C’è anche un terzo ingrediente, però. È il keynesismo di comodo che si impadronisce di chiunque, di destra o di sinistra, si trovi a dover governare il Paese. Che cos’è il keynesismo di comodo? È la convinzione che, nonostante lo stato drammatico dei nostri conti pubblici, la via maestra per far ripartire l’economia sia qualche forma di sostegno alla domanda di consumo, come gli 80 euro in busta paga o l’allentamento del patto di stabilità, non importa se al prezzo di aumentare il debito pubblico, ossia il fardello che lasceremo alle generazioni future. Che questa convinzione sia sostenuta, oltre che dagli interessi elettorali dei governanti, da più o meno sofisticate teorie economiche, poco toglie alla sua radicale mancanza di senso della realtà. Solo chi non ha la minima idea dei problemi di chi conduce un’impresa può pensare che la decisione di chiudere o non chiudere, di licenziare o di assumere, possa dipendere da un aumento dello 0,2% o anche dello 0,5% della domanda di consumo, e non da un sostanzioso recupero di redditività, sotto forma di riduzione del prelievo fiscale sui redditi di impresa. Per questo mettere 10 miliardi sull’Irpef anziché sull’Irap è stata una mossa geniale sul piano elettorale, ma stolta sul piano economico.

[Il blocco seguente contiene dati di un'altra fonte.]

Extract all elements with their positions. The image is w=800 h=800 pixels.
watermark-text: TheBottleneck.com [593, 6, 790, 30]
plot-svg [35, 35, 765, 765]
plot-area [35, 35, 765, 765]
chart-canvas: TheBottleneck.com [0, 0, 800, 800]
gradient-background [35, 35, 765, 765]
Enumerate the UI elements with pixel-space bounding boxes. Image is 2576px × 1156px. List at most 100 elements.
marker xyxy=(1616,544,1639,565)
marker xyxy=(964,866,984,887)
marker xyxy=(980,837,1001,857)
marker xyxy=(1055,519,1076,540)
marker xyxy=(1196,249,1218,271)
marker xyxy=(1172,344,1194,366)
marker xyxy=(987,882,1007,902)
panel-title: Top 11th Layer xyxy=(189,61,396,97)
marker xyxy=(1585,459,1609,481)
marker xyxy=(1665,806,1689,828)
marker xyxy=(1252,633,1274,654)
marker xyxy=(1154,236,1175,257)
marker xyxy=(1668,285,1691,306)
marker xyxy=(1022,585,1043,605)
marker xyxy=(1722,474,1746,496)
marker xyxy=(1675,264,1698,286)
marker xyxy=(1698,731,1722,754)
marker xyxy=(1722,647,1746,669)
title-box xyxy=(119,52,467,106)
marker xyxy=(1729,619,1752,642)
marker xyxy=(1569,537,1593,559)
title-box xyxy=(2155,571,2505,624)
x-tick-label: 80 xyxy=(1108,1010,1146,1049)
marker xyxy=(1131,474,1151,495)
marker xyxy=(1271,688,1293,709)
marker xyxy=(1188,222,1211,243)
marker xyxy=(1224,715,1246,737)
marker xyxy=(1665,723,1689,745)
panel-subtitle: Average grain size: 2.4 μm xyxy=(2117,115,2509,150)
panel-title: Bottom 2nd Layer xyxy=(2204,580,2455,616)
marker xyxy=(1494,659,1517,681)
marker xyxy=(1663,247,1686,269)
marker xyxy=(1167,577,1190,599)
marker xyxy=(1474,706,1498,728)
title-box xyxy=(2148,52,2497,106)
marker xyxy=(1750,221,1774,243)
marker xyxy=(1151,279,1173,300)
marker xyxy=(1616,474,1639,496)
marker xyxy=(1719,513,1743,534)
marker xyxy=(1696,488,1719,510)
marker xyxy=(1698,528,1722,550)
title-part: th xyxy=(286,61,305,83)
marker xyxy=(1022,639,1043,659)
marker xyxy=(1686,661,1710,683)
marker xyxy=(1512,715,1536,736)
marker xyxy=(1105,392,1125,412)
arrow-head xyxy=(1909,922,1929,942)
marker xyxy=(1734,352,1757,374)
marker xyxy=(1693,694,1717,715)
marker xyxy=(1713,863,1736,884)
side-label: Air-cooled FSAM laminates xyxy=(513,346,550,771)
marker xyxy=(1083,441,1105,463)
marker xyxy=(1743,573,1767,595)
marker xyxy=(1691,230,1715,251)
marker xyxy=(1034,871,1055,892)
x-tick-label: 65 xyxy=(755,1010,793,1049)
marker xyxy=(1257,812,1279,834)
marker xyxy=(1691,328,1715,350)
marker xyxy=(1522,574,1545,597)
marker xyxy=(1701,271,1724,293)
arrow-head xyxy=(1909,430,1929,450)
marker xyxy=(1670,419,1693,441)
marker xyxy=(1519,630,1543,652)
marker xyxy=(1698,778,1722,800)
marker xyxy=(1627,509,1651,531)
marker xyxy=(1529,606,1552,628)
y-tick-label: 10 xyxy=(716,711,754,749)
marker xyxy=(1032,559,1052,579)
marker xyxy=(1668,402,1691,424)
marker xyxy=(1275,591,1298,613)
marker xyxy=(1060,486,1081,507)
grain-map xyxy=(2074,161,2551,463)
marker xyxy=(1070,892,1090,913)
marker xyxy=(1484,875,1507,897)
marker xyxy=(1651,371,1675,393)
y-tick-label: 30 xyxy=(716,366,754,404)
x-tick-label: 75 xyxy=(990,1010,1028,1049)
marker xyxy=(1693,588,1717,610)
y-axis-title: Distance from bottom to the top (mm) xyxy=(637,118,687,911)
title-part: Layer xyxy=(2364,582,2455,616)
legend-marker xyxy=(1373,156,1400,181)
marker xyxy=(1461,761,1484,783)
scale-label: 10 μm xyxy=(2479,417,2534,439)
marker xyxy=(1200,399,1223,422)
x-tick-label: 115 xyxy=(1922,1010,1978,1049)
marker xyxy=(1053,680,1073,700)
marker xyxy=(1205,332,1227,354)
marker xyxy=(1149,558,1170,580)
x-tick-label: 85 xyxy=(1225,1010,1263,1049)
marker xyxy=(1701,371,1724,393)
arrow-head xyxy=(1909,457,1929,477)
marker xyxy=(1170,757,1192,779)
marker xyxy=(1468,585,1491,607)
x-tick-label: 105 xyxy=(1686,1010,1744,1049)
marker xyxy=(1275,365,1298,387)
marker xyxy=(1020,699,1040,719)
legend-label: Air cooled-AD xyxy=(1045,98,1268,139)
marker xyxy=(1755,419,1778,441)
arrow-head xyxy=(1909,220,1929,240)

E anche qui, non si creda che Renzi sia stato particolarmente innovativo: la stessa scelta, rinunciare a mettere tutte le risorse sull’Irap, fu fatta già da Prodi nel 2007, contro il parere del suo ministro dell’Economia, il compianto Tommaso Padoa Schioppa. E’ una vecchia storia. Ai politici piace spostare risorse, ridistribuire da un gruppo sociale (nemico) all’altro (amico), perché in cuor loro sono convinti che l’ampiezza della torta da spartirsi in fondo non dipenda dalle loro scelte, mentre è vero il contrario: la politica ha fatto molto per soffocare l’economia, e molto potrebbe fare per cominciare a riparare il danno. Ma questo qualcosa si chiama riforme economico-sociali, a partire dalla dimenticata riforma del mercato del lavoro, spostata alle calende greche perché troppo scottante, o meglio troppo divisiva per il Pd. E’ sulle riforme difficili, sulle misure necessarie ma impopolari, che passa il confine fra spavalderia e coraggio, fra la retorica delle «svolte epocali» e la prosa delle scelte che contano.

 Ci sarebbe poi, se vogliamo dirla tutta, anche un ultimo ingrediente che fornisce il suo speciale sapore all’acqua delle non-riforme in cui i nostri governanti nuotano con tanta disinvolta naturalezza. Quell’ingrediente è la nostra facilità a passare da un modello al modello opposto, il nostro bisogno di affidarci a qualcuno, la nostra attrazione per ciò che appare vincente, la nostra perenne oscillazione fra indignazione e indifferenza, fra entusiasmo e apatia. Insomma, lo stato dei nostri media e della nostra opinione pubblica. Ma questo, ne convengo, è un altro discorso.